Kann der Fahrer den Fahrpreis im Taxi auch frei bestimmen?

Innerhalb des so genannten Pflichtfahrgebietes ist beim Gelegenheitsverkehr (der typischen Taxifahrt, also kein Anrufsammeltaxi, Krankenfahrt, Kurierfahrt, etc.) grundsätzlich nach Taxameter zu fahren. Es sind keine Abweichungen nach unten oder oben zugelassen.

Verlässt das Fahrzeug den Pflichtfahrbereich (10 km-Radius vom Standort des Unternehmens) kann der Preis frei vereinbart werden. Ob sich der Fahrer auf Preisverhandlungen einlässt, ist eine Entscheidung seines Chefs und hängt natürlich im Einzelfall auch von den Umständen und seiner Tagesform ab.

Rabatte für bestimmte Personengruppen (Gastronomiemitarbeiter, Studenten, Stammkunden, etc.) sind legal im Pflichtfahrgebiet nicht machbar. In manchen Städten gibt es auch festgelegte Pauschaltarife z.B. für Fahrten zum Flughafen. Eine Nachfrage an der Zentrale verschafft Klarheit.
Generell gilt: Alle Taxen eines Taxibezirks haben den gleichen Tarif.
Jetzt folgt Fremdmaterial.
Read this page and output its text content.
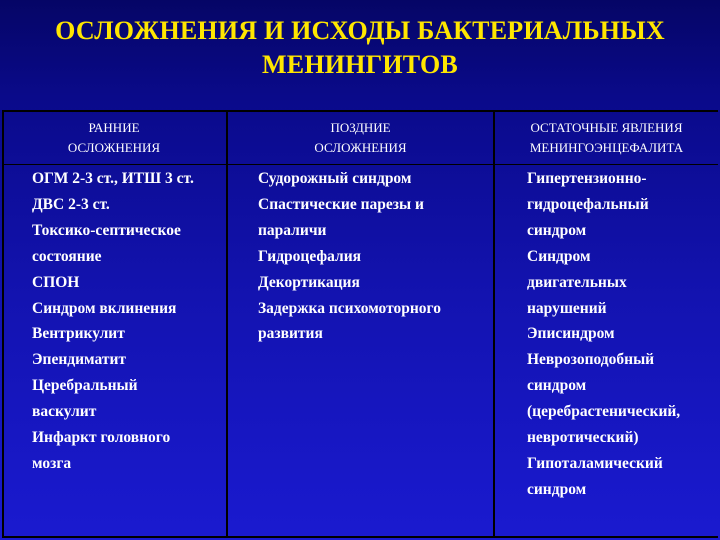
ОСЛОЖНЕНИЯ И ИСХОДЫ БАКТЕРИАЛЬНЫХ
МЕНИНГИТОВ
РАННИЕ
ОСЛОЖНЕНИЯ
ПОЗДНИЕ
ОСЛОЖНЕНИЯ
ОСТАТОЧНЫЕ ЯВЛЕНИЯ
МЕНИНГОЭНЦЕФАЛИТА
ОГМ 2-3 ст., ИТШ 3 ст.
ДВС 2-3 ст.
Токсико-септическое
состояние
СПОН
Синдром вклинения
Вентрикулит
Эпендиматит
Церебральный
васкулит
Инфаркт головного
мозга
Судорожный синдром
Спастические парезы и
параличи
Гидроцефалия
Декортикация
Задержка психомоторного
развития
Гипертензионно-
гидроцефальный
синдром
Синдром
двигательных
нарушений
Эписиндром
Неврозоподобный
синдром
(церебрастенический,
невротический)
Гипоталамический
синдром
Egal ob S-Klasse oder VW. In der Regel ist der Taxibezirk mit dem Zulassungsort gemäß Kennzeichen gleich.

Gilt der Fahrpreis im Taxi pro Person oder pro Fahrzeug?

Grundsätzlich ist ein Taxi nur als Ganzes zu bezahlen. Das gilt auf jeden Fall für den sog. Gelegenheitsverkehr.

Müssen sich Taxifahrer eigentlich nicht anschnallen?

Die Anschnallpflicht hat sich auch verändert. Die Sonderregelung bei besetztem Wagen fällt weg. Jeder Taxi- oder Mietwagenfahrer unterliegt seit dem 1. Juli der Anschnallpflicht

Muss ich in das erste Taxi am Stand einsteigen oder kann ich mir einen Wagen aussuchen?

Der Kunde hat grundsätzlich die freie Wahl, wenn das gewählte Fahrzeug aus der Reihe ausscheren kann. Problematisch wird es da also dann, wenn die Wartespur rechts und links durch Bordsteine begrenzt ist. Die vorne stehenden Kollegen dürfen das gewählte Taxi auch nicht an der Abfahrt hindern.
Nette Kollegen werden dennoch freundlich darauf hinweisen, dass der erste Kollege auch schon am längsten auf seine Fahrt wartet und darum bitten, dort einzusteigen. Eine nette Geste, aber kein Kunde ist verpflichtet, darauf einzugehen. Prinzipiell ist der Grund für eine Auswahl egal.

Was für Konsequenzen hat es für den Fahrgast, wenn er sich im Taxi übergeben muss?

Ärgerlich ist es auf jeden Fall für beide Seiten. Bei übermässiger Verunreinigung wird eine kostenpflichtige Reinigung beauftragt.

Informationen zu Krankenfahrten

Grundsätzliches

Alle Fahrten müssen im Voraus durch Ihre Krankenkasse genehmigt werden (Ausnahme: Fahrten zur stationären Aufnahme oder Entlassung). Stellen Sie dort bitte einen entsprechenden Antrag auf Genehmigung und Kostenübernahme von Krankenfahrten. Die Genehmigung müssen Sie bei jeder Krankenfahrt mit sich führen und dem Fahrer vorzeigen.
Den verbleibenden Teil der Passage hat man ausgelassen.